An Ethnographic Essay

I am the proud author of an ethnographic article/essay. I can’t say that it’s my best writing, but I put a lot of effort into it, and so did a few other people. I wrote the essay during my second and third years in grad school. My academic adviser helped me revise the essay, and a team of fellow graduate students edited the essay and sent me their comments. I often wish I could have published a lot more, while I was in grad school, but I did write every day–virtually every moment of my life as a student, it seemed. Someday, I’ll go back to all the things I wrote, all the term papers and research papers, all my private writings, all my erratic journal entries. I’ll do something with all of them, not sure what.

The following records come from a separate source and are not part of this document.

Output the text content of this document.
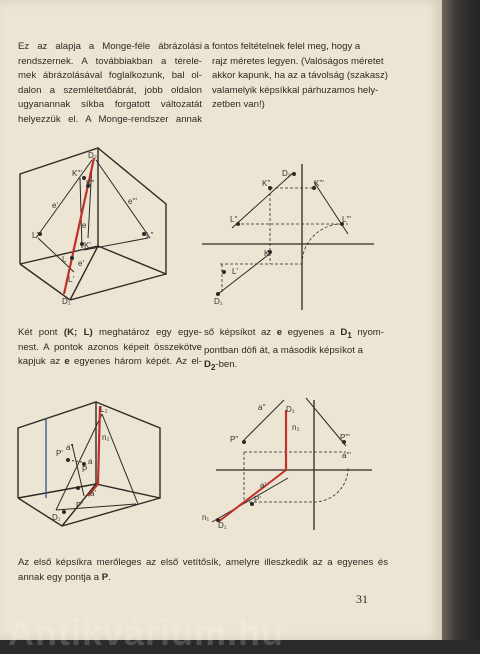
Ez az alapja a Monge-féle ábrázolási
rendszernek. A továbbiakban a térele-
mek ábrázolásával foglalkozunk, bal ol-
dalon a szemléltetőábrát, jobb oldalon
ugyanannak síkba forgatott változatát
helyezzük el. A Monge-rendszer annak
a fontos feltételnek felel meg, hogy a
rajz méretes legyen. (Valóságos méretet
akkor kapunk, ha az a távolság (szakasz)
valamelyik képsíkkal párhuzamos hely-
zetben van!)
D₂
K'''
K''
e'	e'''
e
L'''	L''
K'
L e'
L'
D₁
D₂
K''	K'''
L''	L'''
K'
L'
D₁
Két pont (K; L) meghatároz egy egye-
nest. A pontok azonos képeit összekötve
kapjuk az e egyenes három képét. Az el-
ső képsíkot az e egyenes a $D_1$ nyom-
pontban döfi át, a második képsíkot a
$D_2$-ben.
L₂
P'
a''
n₂
P
a
a'
P'
D₁
a''	D₂
n₂
P''	P'''
a'''
a'
P'
n₁
D₁
Az első képsíkra merőleges az első vetítősík, amelyre illeszkedik az a egyenes és
annak egy pontja a P.
31
Antikvárium.hu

For now, here is one essay worth sharing, with a link to the full text below:

As my first fieldwork experience, my two-month stay in Nigeria was an opportunity to learn firsthand about ethnographic methods and the process of conducting fieldwork. The first month of my stay was spent in Zaria in Kaduna State, where I became acclimated to Hausa culture. I learned to take off my shoes and say the customary greeting of ‘Salam Walaikum’ before entering houses or private rooms. I learned to recite and respond to the morning greetings, inquiring of neighbors if they had slept well (Ina kwana?), to which one responds ‘Lafiya lau’ (‘fine’), and showing thanks for a night of rainfall over dusty and hot Zaria City by saying ‘Yaya ruwa?’ to which one responds ‘Ruwa ya yi gyara,’ or “the rain has done repair” (Akinbuwade n. d.:8-11). The second month of my stay was spent in the city of Ibadan in Oyo State. There I conducted library and archival research, and visited the Ibadan Hausa community and conducted interviews with several residents and their community leader.

My trip was much more than a first fieldwork experience. It was also a chance for me to return to Africa, an opportunity I cherished immensely. I grew up in Cameroon and welcomed wholeheartedly the chance to visit and learn about Nigeria, Cameroon’s neighbor to the west. Several Nigerians, in both Zaria and Ibadan, asked me if I was originally from Nigeria. One man, in a busy market in Ibadan, called out to me, as I walked by his shop: “Are you a child of Nigeria?” Some of the research participants saw me as more ‘African’ than foreign. This no doubt made it easier to establish trust with participants and conduct interviews, especially considering that I did not reside within the Hausa community, but was lodged in a nearby upper-class residential area. Most of the respondents I interviewed appeared to be comfortable with me and would sometimes ask me questions about my background or solicit my comparisons of Cameroon and Nigeria.

Taken from: Perspectives on Polio Immunization Campaigns in Ibadan, Nigeria, MDIA Volume 17, 2008, pages 161-184.